Jaunegap89
Jaunegap89 Ou est-ce que je me trompe et que je ne trouve pas les originaux ?
La plupart du temps, quand c’est bien fait, une version longue permet d’ajouter un peu d’épaisseur aux personnages secondaires d’un film ce qui permet de mieux comprendre leurs actions et ainsi de mieux comprendre l’intrigue et les thèmes du film. Par exemple : Kingdom of Heaven ou Batman V. Superman.
Une version longue peut aussi apporter une séquence supplémentaire. Dans certains cas cette séquence n’apporte strictement rien de plus au film et la version longue n’a aucun intérêt à part celui de passer plus de temps dans l’univers du film (exemple : Sucker Punch). Dans le cas de Abyss en revanche, la version longue (devenue la version officielle et la plus connue maintenant je pense) ajoute la séquence dans laquelle Ed Harris échange avec les aliens dans leur vaisseau spatial. Cette séquence change complètement le sens de l’intervention de aliens par rapport à la version originale et change complètement la thématique du film.
La longueur d’un film renvoie au problème (esthétique) de la durée de ce qu’on appelle un film, telle que celle-ci résulte des opérations de tournage et de montage choisies et effectuées par celui qu’on appelle un “réalisateur”. Les versions dites “longues” sont donc les versions d’un film dont la longueur a été retrouvée, restaurée, après que celle-ci ait été “raccourcie” par la production au prétexte que la longueur initialement choisie, jugée excessive, risquait d’effrayer ou d’insupporter les spectateurs.
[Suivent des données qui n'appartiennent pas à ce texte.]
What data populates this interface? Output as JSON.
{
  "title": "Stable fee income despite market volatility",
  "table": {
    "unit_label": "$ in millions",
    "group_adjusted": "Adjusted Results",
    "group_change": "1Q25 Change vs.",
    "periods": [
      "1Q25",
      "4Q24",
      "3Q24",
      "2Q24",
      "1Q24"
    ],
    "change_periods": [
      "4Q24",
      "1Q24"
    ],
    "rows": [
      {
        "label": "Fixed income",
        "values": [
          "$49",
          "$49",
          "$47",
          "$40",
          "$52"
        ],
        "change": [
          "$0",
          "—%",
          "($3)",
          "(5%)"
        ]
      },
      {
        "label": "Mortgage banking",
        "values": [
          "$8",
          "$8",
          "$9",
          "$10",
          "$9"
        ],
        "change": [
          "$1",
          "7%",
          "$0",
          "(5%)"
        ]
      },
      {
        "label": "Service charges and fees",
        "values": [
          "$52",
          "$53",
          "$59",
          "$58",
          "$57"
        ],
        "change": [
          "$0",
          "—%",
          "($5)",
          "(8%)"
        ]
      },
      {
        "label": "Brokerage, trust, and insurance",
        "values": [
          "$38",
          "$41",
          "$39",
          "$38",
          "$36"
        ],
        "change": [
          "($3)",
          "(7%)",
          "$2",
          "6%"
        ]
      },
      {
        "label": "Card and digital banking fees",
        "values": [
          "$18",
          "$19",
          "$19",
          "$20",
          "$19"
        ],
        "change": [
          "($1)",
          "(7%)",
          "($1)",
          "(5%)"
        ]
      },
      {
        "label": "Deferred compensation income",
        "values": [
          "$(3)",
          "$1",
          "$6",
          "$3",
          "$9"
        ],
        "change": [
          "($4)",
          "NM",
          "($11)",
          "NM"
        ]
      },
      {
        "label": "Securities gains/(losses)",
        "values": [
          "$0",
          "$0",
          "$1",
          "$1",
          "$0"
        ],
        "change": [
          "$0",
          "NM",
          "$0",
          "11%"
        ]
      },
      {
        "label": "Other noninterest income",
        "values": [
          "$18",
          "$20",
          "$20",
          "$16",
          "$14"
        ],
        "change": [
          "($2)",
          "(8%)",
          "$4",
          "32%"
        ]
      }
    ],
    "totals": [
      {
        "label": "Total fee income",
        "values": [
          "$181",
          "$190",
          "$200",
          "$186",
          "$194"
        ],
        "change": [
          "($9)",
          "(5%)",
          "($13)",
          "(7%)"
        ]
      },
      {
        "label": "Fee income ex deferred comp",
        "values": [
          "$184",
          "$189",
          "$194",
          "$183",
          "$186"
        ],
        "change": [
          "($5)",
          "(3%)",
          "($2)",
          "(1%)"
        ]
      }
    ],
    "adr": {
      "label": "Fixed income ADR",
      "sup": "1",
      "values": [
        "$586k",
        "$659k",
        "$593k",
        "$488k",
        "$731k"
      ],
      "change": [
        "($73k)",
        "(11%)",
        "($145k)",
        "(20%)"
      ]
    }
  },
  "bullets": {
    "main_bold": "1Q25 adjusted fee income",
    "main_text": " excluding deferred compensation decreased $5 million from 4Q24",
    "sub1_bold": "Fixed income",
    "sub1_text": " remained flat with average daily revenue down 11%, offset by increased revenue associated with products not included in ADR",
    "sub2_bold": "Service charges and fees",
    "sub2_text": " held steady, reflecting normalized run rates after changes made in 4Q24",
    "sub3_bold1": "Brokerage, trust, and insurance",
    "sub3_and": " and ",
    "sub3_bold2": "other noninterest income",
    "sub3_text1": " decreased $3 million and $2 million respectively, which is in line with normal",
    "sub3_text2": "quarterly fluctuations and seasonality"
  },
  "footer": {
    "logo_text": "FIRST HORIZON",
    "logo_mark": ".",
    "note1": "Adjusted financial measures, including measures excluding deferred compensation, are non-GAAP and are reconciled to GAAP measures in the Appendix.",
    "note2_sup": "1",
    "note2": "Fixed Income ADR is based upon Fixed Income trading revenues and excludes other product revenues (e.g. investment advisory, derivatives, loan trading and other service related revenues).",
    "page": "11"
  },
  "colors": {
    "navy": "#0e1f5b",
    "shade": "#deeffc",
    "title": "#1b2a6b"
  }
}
Un exemple significatif est ce qui s’est passé avec le film “Heaven’s Gate” (La porte du Paradis) tourné en 1980 par le réalisateur américain Michael Cimino. Sa “durée réalisateur” initiale était de 360mn (sur 200h de rushes); elle fut ramenée par les producteurs à 150′ pour sa diffusion en salle, ce qui ne sauvera pas le film et n’empêchera pas la United Artists qui l’avait produit de faire faillite. En 2012, sur pression amicale de ses collègues Coppola et Scorsese, Cimino acceptera de retravailler son film et de ressortir une nouvelle version dite “Director’s cut” de 3h40 (avec un nouveau montage et sa remasterisation numérique) ; ce qui permettra au grand public de découvrir ou redécouvrir un film exceptionnel, au plus près de ce que son auteur en concevait, et de l’apprécier enfin dans toute sa beauté et sa force critique perdues et retrouvées . En conclusion : ce qui se joue dans la question (stratégique) de longueur d’un film, c’est le sens, la qualité du temps - où plutôt de la durée - tel qu’un créateur cinéaste pense l’histoire (scénario) qu’il veut raconter, en jouant techniquement et artistiquement (filmage, montage) sur le clavier sensible des temps et des mouvements de l’image.
Blade Runner est un film sans cesse remodelé. En fait, il compte actuellement 7 versions différentes, allant de la première version diffusée (Broadcast Cut) au montage final (Final Cut).
Le montage original, celui qui a été diffusé dans les salles de cinéma en 1982, est l’illustration parfaite d’une intégrité artistique… perturbée par l’interférence du studio.
À bien des égards, le paysage cinématographique n’a pas changé depuis 40 ans — les studios sont toujours aussi stupides.
La vision ambitieuse et futuriste de Ridley Scott s’est avérée trop risquée pour les studios. Ils ont exigé de Ridley qu’il simplifie et ****sse le film pour qu’il puisse être servi aux masses.
Plusieurs moyens ont été mis en œuvre pour y parvenir.
L’exemple le plus embarrassant est peut-être l’inclusion insultante de voix off pour raconter les pensées d’un personnage ou expliquer une scène.
Harrison Ford était clairement contre le fait de gâcher la nature atmosphérique caractéristique du film, il a donc enregistré ses répliques de la manière la plus ringarde possible, en espérant qu’elles ne seraient pas utilisées.
Ils les ont utilisées, bien sûr.
Pour ajouter à l’insulte, les studios ont tenté de transformer la fin en happy end — dans ce film qui était probablement le plus sombre de l’époque.
Tenter de transformer une œuvre contemplative et méthodique comme Blade Runner en un film d’action générique reste encore aujourd’hui l’un des plus grands péchés du cinéma.
Et les gens se demandent pourquoi personne ne s’est donné la peine de le regarder à sa sortie.
Maintenant, il suffit de comparer cela avec le montage du réalisateur pour que le vrai film émerge. Ils sont presque entièrement différents dans le ton.
Certaines modifications changent tout. Les voix off condescendantes sont remplacées par des bruits d’ambiance urbaine, qui nous imprègnent totalement de l’atmosphère de cette dystopie futuriste.